Shakespeare put the question "What's in a name?" in the mouth of the love-struck Romeo, but it seems our politicians, diplomats and military are asking the same question about the enemy they are preparing to face in the Middle East. Most commonly called "Isis" or "Isil", the Islamic State of Iraq and the Levant gets different versions at different times from the Government, with "IS" and "Islamic State" also thrown in. But the New Zealand military seems to be following the style of other governments and the United Nations, which dislike that name and instead call them "Daesh", which comes from the Arabic acronym for the terrorist group. One can only hope that the confusion of titles doesn't point to different views of the enemy, or the nature of New Zealand's mission. WORDS
From down the back
It is not clear whether it was coincidence or a pointed message from National that former ministers Judith Collins and Maurice Williamson were given only shared speaking rights in the formal parliamentary debate on the Prime Minister's statement. Rubbing it in further, the split call came late on a Thursday afternoon, a time when many Auckland MPs are racing for the airport.
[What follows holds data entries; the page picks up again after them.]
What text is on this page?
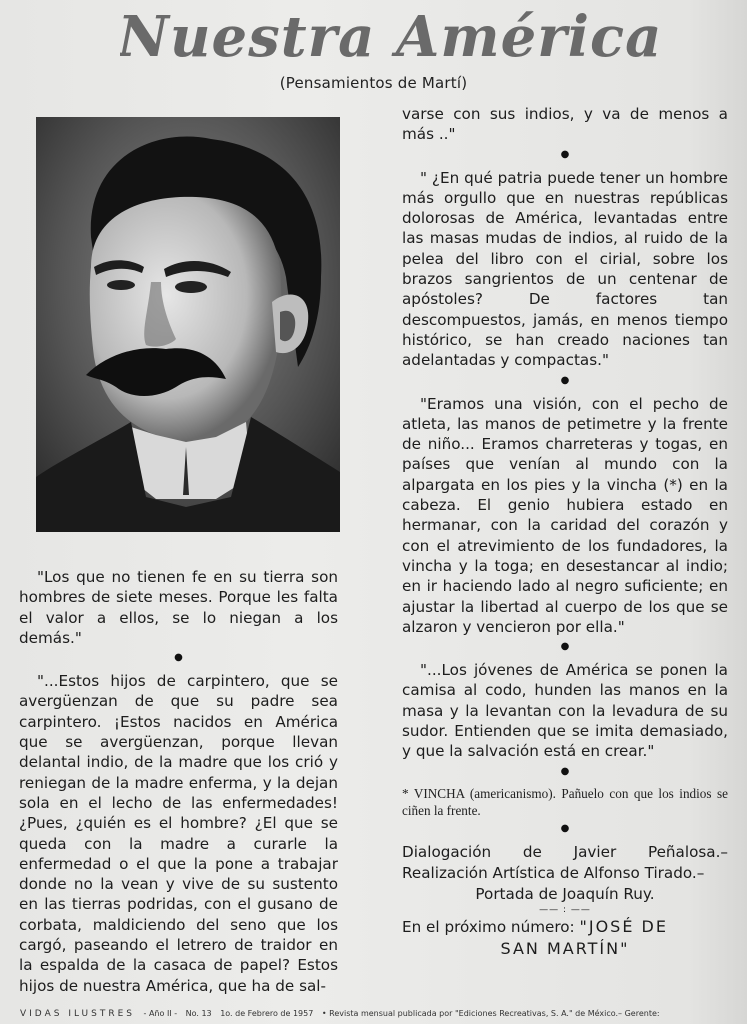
Nuestra América
(Pensamientos de Martí)

"Los que no tienen fe en su tierra son hombres de siete meses. Porque les falta el valor a ellos, se lo niegan a los demás."

●

"...Estos hijos de carpintero, que se avergüenzan de que su padre sea carpintero. ¡Estos nacidos en América que se avergüenzan, porque llevan delantal indio, de la madre que los crió y reniegan de la madre enferma, y la dejan sola en el lecho de las enfermedades! ¿Pues, ¿quién es el hombre? ¿El que se queda con la madre a curarle la enfermedad o el que la pone a trabajar donde no la vean y vive de su sustento en las tierras podridas, con el gusano de corbata, maldiciendo del seno que los cargó, paseando el letrero de traidor en la espalda de la casaca de papel? Estos hijos de nuestra América, que ha de sal-

varse con sus indios, y va de menos a más .."

●

" ¿En qué patria puede tener un hombre más orgullo que en nuestras repúblicas dolorosas de América, levantadas entre las masas mudas de indios, al ruido de la pelea del libro con el cirial, sobre los brazos sangrientos de un centenar de apóstoles? De factores tan descompuestos, jamás, en menos tiempo histórico, se han creado naciones tan adelantadas y compactas."

●

"Eramos una visión, con el pecho de atleta, las manos de petimetre y la frente de niño... Eramos charreteras y togas, en países que venían al mundo con la alpargata en los pies y la vincha (*) en la cabeza. El genio hubiera estado en hermanar, con la caridad del corazón y con el atrevimiento de los fundadores, la vincha y la toga; en desestancar al indio; en ir haciendo lado al negro suficiente; en ajustar la libertad al cuerpo de los que se alzaron y vencieron por ella."

●

"...Los jóvenes de América se ponen la camisa al codo, hunden las manos en la masa y la levantan con la levadura de su sudor. Entienden que se imita demasiado, y que la salvación está en crear."

●

* VINCHA (americanismo). Pañuelo con que los indios se ciñen la frente.

●

Dialogación de Javier Peñalosa.–Realización Artística de Alfonso Tirado.–

Portada de Joaquín Ruy.

—— : ——
En el próximo número: "JOSÉ DE
SAN MARTÍN"
VIDAS ILUSTRES - Año II - No. 13 1o. de Febrero de 1957 • Revista mensual publicada por "Ediciones Recreativas, S. A." de México.– Gerente:
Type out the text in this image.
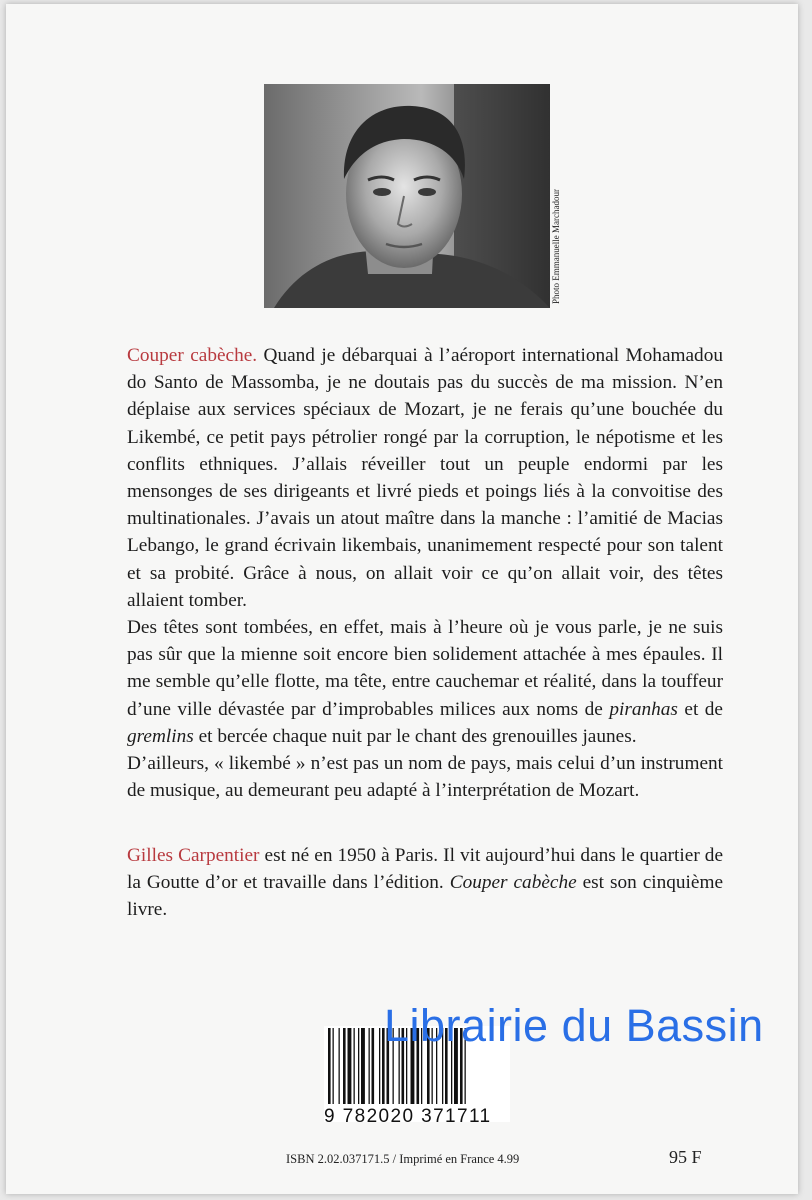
Photo Emmanuelle Marchadour

Couper cabèche. Quand je débarquai à l’aéroport international Mohamadou do Santo de Massomba, je ne doutais pas du succès de ma mission. N’en déplaise aux services spéciaux de Mozart, je ne ferais qu’une bouchée du Likembé, ce petit pays pétrolier rongé par la corruption, le népotisme et les conflits ethniques. J’allais réveiller tout un peuple endormi par les mensonges de ses dirigeants et livré pieds et poings liés à la convoitise des multinationales. J’avais un atout maître dans la manche : l’amitié de Macias Lebango, le grand écrivain likembais, unanimement respecté pour son talent et sa probité. Grâce à nous, on allait voir ce qu’on allait voir, des têtes allaient tomber.

Des têtes sont tombées, en effet, mais à l’heure où je vous parle, je ne suis pas sûr que la mienne soit encore bien solidement attachée à mes épaules. Il me semble qu’elle flotte, ma tête, entre cauchemar et réalité, dans la touffeur d’une ville dévastée par d’improbables milices aux noms de piranhas et de gremlins et bercée chaque nuit par le chant des grenouilles jaunes.

D’ailleurs, « likembé » n’est pas un nom de pays, mais celui d’un instrument de musique, au demeurant peu adapté à l’interprétation de Mozart.

Gilles Carpentier est né en 1950 à Paris. Il vit aujourd’hui dans le quartier de la Goutte d’or et travaille dans l’édition. Couper cabèche est son cinquième livre.

9 782020 371711
Librairie du Bassin
ISBN 2.02.037171.5 / Imprimé en France 4.99	95 F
Williamson gave a "great big thank you" to his party whips for the time slot. Collins said the arrangements were appropriate for the circumstances. Both dutifully mocked Labour, and Williamson showed he had been using his free time to improve his word power, describing Labour as "quaquaversal" (sloping downward from the centre in all directions).
Voice of experience
The latest rumour doing the rounds in political circles is that Trade Negotiations Minister Tim Groser is going to replace Mike Moore as Our Man in Washington when his term is up at the end of the year. Groser has the credentials for the job, and making him ambassador would have the added bonus of ending his speeches to fellow caucus members.